As if all of this was not compelling enough reason to help our teens better navigate the real risks of marijuana use, we now have the complications of the COVID-19 pandemic. An article by Jan Hoffman published in the New York Times in April of this year discusses how smoking marijuana products damages lung cells, causes lung inflammation and can even affect the ability to fight off infection. According to Jonathan Winickoff, M.D., a professor at Harvard Medical School, “Clean air is what the lungs should be inhaling, especially during a global pandemic.”

We now know that the course of brain development in teens is much more fragile and longer than what was once understood. We also now know that marijuana is more potent and harmful to the developing brain than we initially realized. Of course, the challenge is how to reach teens with this information. As any parent of a teen knows, our best efforts to teach and educate are not always openly received. Below are some strategies for talking with your teen about this important topic.

Open a dialogue. Ask your teen open-ended questions to get the conversation going. Allow your teen to be the expert on what they know about teen marijuana use. Show curiosity and interest in their responses. Refrain from jumping in with information until they show openness to hearing it.  

Avoid lecturing or overtalking. Once your teen shows a willingness to engage, think “sound bites” rather than soapbox.
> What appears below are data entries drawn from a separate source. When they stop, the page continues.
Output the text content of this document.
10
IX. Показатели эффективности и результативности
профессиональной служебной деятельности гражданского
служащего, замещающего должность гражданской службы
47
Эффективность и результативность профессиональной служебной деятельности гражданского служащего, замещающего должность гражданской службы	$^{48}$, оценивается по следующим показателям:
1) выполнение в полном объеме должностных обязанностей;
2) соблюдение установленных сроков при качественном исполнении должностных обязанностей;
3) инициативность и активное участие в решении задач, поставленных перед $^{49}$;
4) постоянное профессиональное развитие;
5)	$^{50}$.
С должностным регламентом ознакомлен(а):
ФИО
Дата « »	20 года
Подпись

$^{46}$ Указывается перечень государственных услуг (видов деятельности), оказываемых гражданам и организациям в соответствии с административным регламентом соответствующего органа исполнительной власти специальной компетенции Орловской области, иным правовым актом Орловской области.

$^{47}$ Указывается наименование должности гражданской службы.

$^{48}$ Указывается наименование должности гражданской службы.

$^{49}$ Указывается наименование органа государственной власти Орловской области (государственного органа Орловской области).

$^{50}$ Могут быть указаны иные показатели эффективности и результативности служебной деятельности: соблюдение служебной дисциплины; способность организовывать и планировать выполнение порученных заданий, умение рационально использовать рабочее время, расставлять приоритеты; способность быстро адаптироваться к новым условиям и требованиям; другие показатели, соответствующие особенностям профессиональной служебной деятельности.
Simple attention-catching phrases like “I want you to do all you can to stay healthy and well during this pandemic” and “I hope you can delay this decision until age 25 when your brain is fully developed” are some examples.

Keep an open mind. Try to hear your teen’s perspective, even if they think you are overreacting about “just weed.”  Say, “I can see you think I’m making a big deal out of this. What would make it feel like a ‘big deal’ to you?” This can help your teen think about their boundaries with marijuana use, something that is not often discussed with their peers.  

Externalize it. Sometimes teens are more likely to discuss their observations of another teen’s marijuana use, whether it be that of a peer or someone on TV. Allow another’s experience to provide a foray into the discussion if it works for your teen.

Keep it casual. Stay calm and don’t act overly eager! Use a bit of humor when you can and try to keep it light. Sometimes being engaged in other tasks while approaching sensitive topics — emptying the dishwasher, walking the dog, folding laundry — takes the pressure off your teen and helps the conversation feel lower-stakes, which in turn might get them talking. Avoid asking for a “sit-down” or “family meeting,” as that is only likely to raise your teen’s anxiety and, in turn, their resistance.  

If they shut you down, try again later. Sometimes it takes many, many attempts at opening conversations with teens before they bite. Don’t show frustration or lock horns. Shake it off and try again another time.  

Above all, it’s important to not give up on talking about this topic with your teen.  Their precious developing brain deserves your persistence!